One document, a certificate of land title, numbered OCT-01-4 which was created formally in 1764 (yes, it's that old), was preserved, and re-constituted, and re-created and re-registered whenever the land registration laws changed over the years, contains certain annotations at the back.

One such annotation is relevant to:

Treaty of Paris December 10, 1898 and Banco Espanol-Filipino (now known as Bank of hte Philippine Islands or BPI)

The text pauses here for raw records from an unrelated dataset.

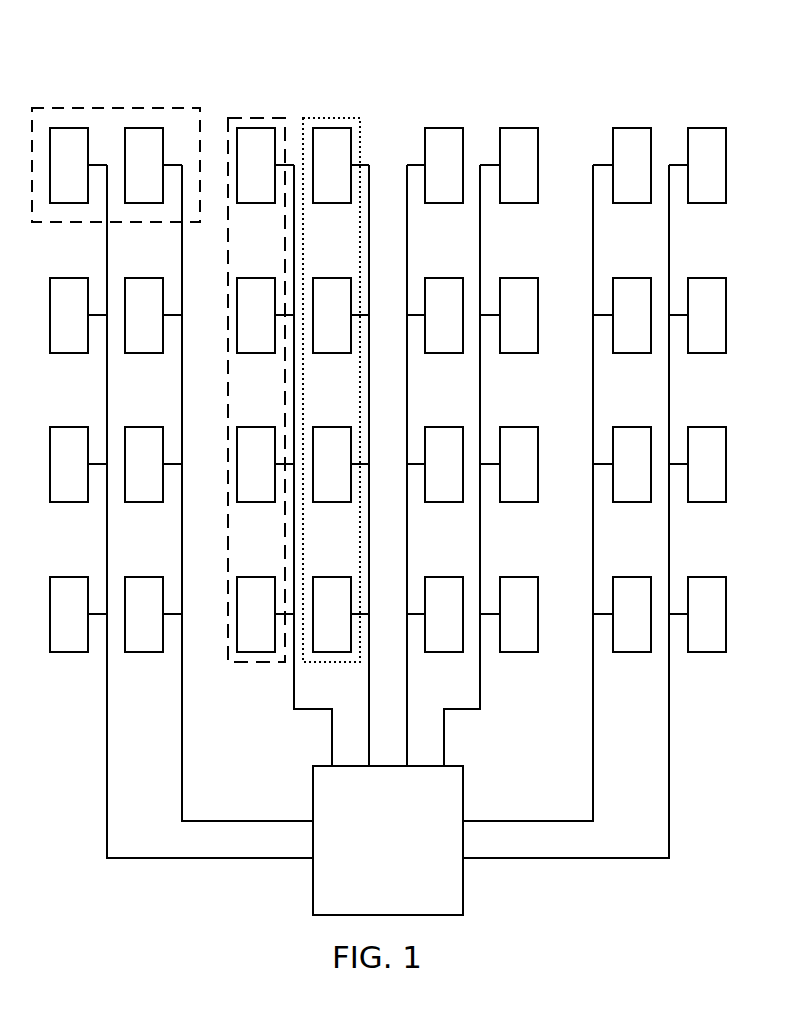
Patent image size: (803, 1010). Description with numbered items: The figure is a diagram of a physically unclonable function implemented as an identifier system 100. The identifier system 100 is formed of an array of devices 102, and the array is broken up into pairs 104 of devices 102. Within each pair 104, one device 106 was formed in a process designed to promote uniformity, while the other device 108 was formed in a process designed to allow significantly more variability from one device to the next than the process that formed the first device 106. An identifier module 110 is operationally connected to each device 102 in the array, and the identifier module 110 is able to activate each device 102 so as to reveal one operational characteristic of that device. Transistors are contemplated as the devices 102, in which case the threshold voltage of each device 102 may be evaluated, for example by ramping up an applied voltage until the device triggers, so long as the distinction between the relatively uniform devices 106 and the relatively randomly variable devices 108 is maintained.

The identifier system 100 is at (632, 96).
The device 102 is at (517, 128).
The pair of devices 104 is at (103, 108).
The device formed in a uniformity-promoting process 106 is at (255, 118).
The device formed in a variability-allowing process 108 is at (328, 118).
The identifier module 110 is at (369, 881).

The annotation is dated Feb 7, 1898 with annotation number EDC-073  s-2-6-1898 signed by 
FERMIN JAUDENES Y ALVAREZ, Ad Interim Governor General Royal Crown of Spain

Secured by this Title, OCT No. T-01-4, Hacienda Mabiga embracing the whole Province of Pampanga, Kuliat, the whole of Bamban and Capaz, Tarlac has mortgage to the Banco Español-Filipino, the sum of U.S. Dollar 20,000,000.00. to undertake the payment of secession treaty between Spain and American for the ceding of the archipelago by the Spanish Government to the American Government be eventually reverted to the real land owner, Don Esteban Benitez Tallano.
Date of Document : February 2,1898
Ad Interim Governor General Royal Crown of Spain
February 7, 1898

What does the above transactional annotation document in the land title OCT-01-4 tell us?

It tells us what history books have failed to capture.

1. A parcel of land referred to a Hacienda Mabiga had been mortgaged.

2. Hacienda Mabiga is secured by title OCT No. T-01-4.

3. Hacienda Mabiga embraces the whole Province of Pampanga, Kuliat, the whole of Bamban and Capaz, Tarlac.

4. Haciend Mabiga was mortgaged to Banco Espanol-Filipino (now known as Bank of the Philippine Islands or BPI).

5. The principal loan amount was US$20 million.

6. The annotation specifically mentions the purpose of the loan:  to undertake the payment of secession treaty between Spain and American for the ceding of the archipelago by the Spanish Government to the American Government.

7. A specific condition was imposed: be eventually reverted to the real land owner, Don Esteban Benitez Tallano.

8. The mortgage document was dated February 2, 1898.

9.  The real owner is Don Esteban Benitez Tallano.

10. This title was OCT No. T-01-4.

11. The annotation was signed by FERMIN JAUDENES Y ALVAREZ, Ad Interim Governor General Royal Crown of Spain.

12. The United States did not use its own money.

13. The money came from private persons, specifically the OCT No. T-01-4 owned Don Esteban Benitez Tallano, the heir of Prince Lacan

14. The Spaniards knew before December 10, 1898 that the money was already available

15. The money came from Banco Espanol-Filipino (now known as Bank of the Philippine Islands or BPI).

16. The sitting Spanish Governor General himself signed the annotation, further ensuring Spain that the money is available.


As you have noticed, the annotations and the history accounts dovetail in agreement.

This is what the history books failed to capture, but in reality was documented not by a historian, but by an officer who was doing his work in the ordinary course of business on day to day basis.

And this is a validation, once again, of the existence, the validity, and the authenticity of Torrens Title OCT-01-4 issued in favor of

"Prince Lacan Acuña Tallano Tagean (formerly Tagean Clan), married with
Princess Rowena Ma. Elizabeth Overbeck Macleod of Austria,
the owner in Fee simple of certain lands, known as HACIENDA FILIPINA"

(email me to get a scanned copy of the title issued by the register of deeds)

Note: The early transcriptions were in Spanish but the government had its translated into English through the efforts of then Solicitor General Felix Makasiar under Pres. Diosdado Macapagal (who later become Chief Justice under Marcos). Therefore, the government itself has consistently recognized the validity and the authenticity of OCT 01-4.

History from original source documents! What a refreshing perspective!